Restricting your jobs to MIT T2
While you have access to a larger computing pool than MIT T2, some of your jobs may be optimized or designed to be run at MIT T2. To restrict your jobs to only run at MIT, add the following to your requirements.
requirements = GLIDEIN_Site == "MIT_CampusFactory" && BOSCOCluster == "ce03.cmsaf.mit.edu" && BOSCOGroup == "@group@" && HAS_CVMFS_cms_cern_ch
Where @group@ is bosco_cms for MIT CMS HEP collaborators, bosco_cmshi for MIT CMS HIG collaborators, and bosco_lns for other LNS members.
Copy tools and file permissions
Recommended method for writing to T2 storage is lcg-cp or gfal-copy. By reading inputs via CVMFS or xrootd and writing the output with such grid tools, your jobs will be fully unbound and can run on any resource.
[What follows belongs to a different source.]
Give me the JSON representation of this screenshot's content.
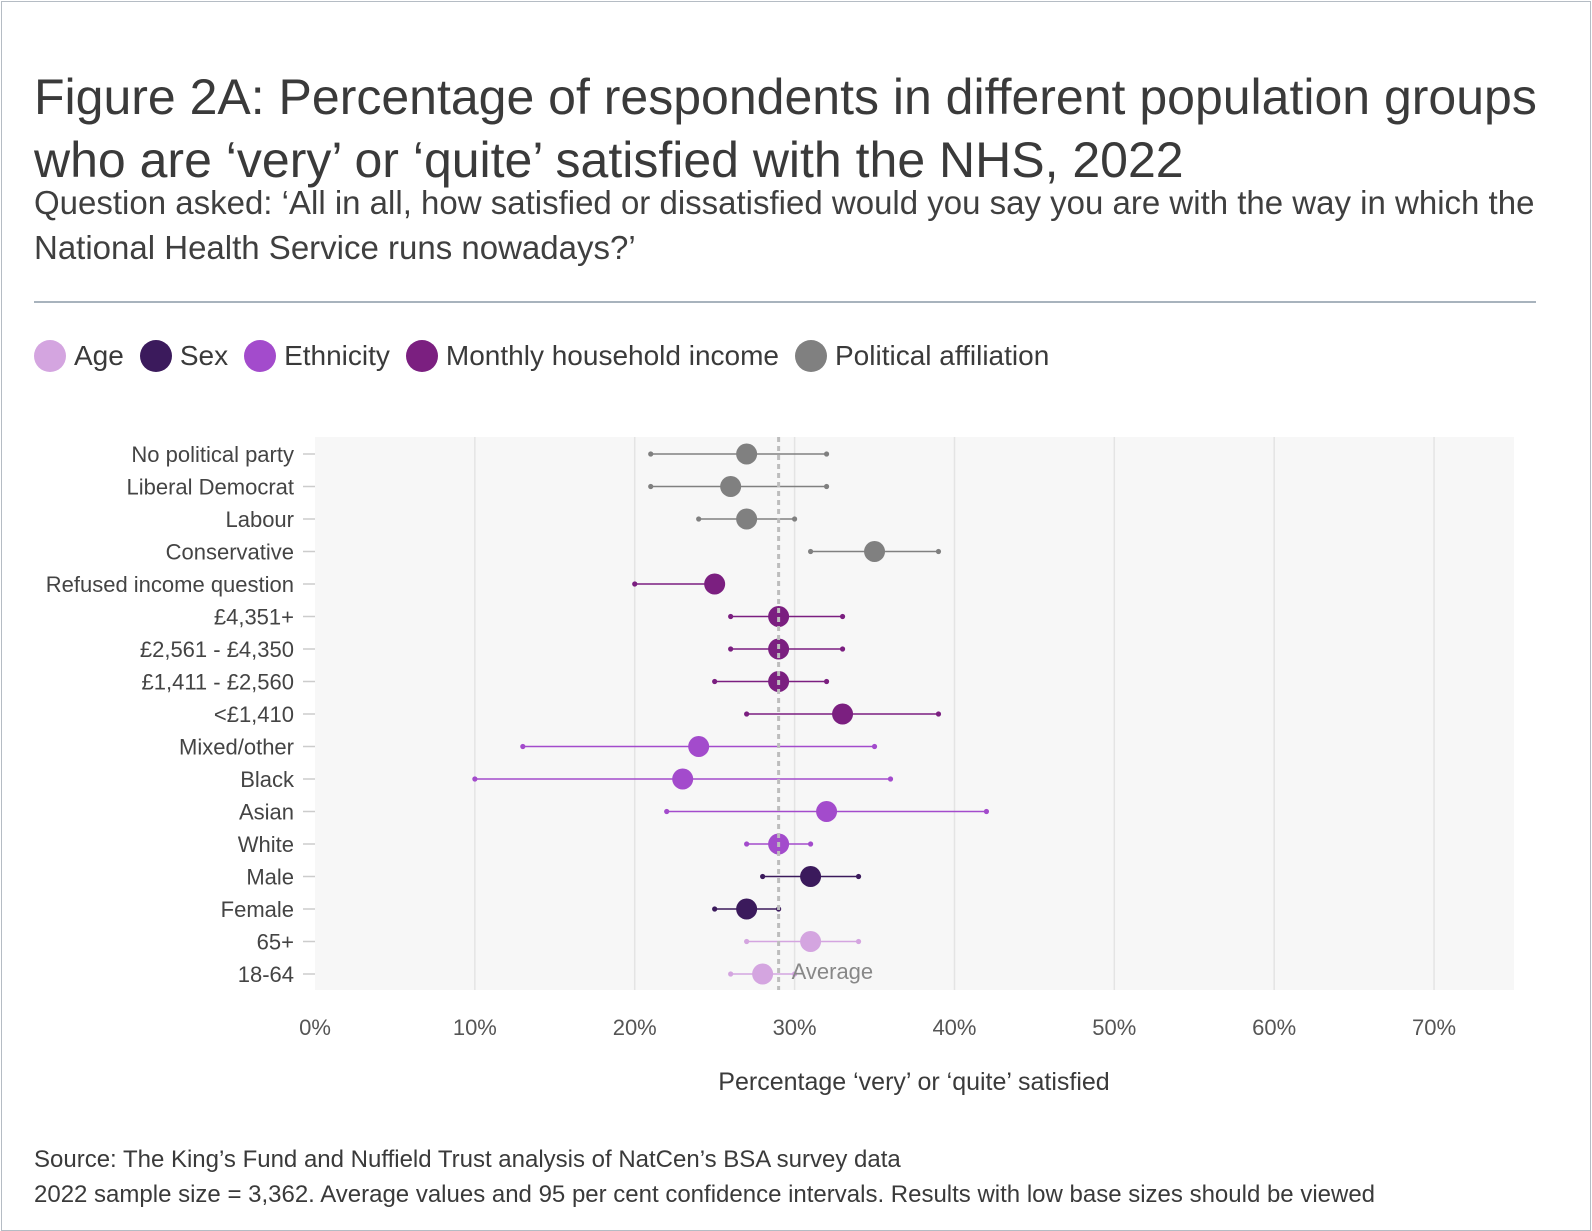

To copy back the job output to T2, use the following lines at the end of your executable script (bash):
if which gfal-copy
then
gfal-copy file://$PWD/output_file srm://se01.cmsaf.mit.edu:8443/srm/v2/server?SFN=destination_full_path
else
lcg-cp -v -D srmv2 -b file://$PWD/output_file srm://se01.cmsaf.mit.edu:8443/srm/v2/server?SFN=destination_full_path
fi
In a highly heterogeneous pool, it is possible that the worker node does not have either of the command installed. In such a case the output is not retrievable; you may want to check the command availability at the very beggining of your script and abort the job immediately if there is no way to get the output back.
Files written by gfal-copy or lcg-cp will be owned by a "grid user". To delete them, use gfal-rm from SubMIT. This also means that the output directory must have proper permissions. The grid copy tools will create whatever directories that do not exist, as long as allowed by the permission settings.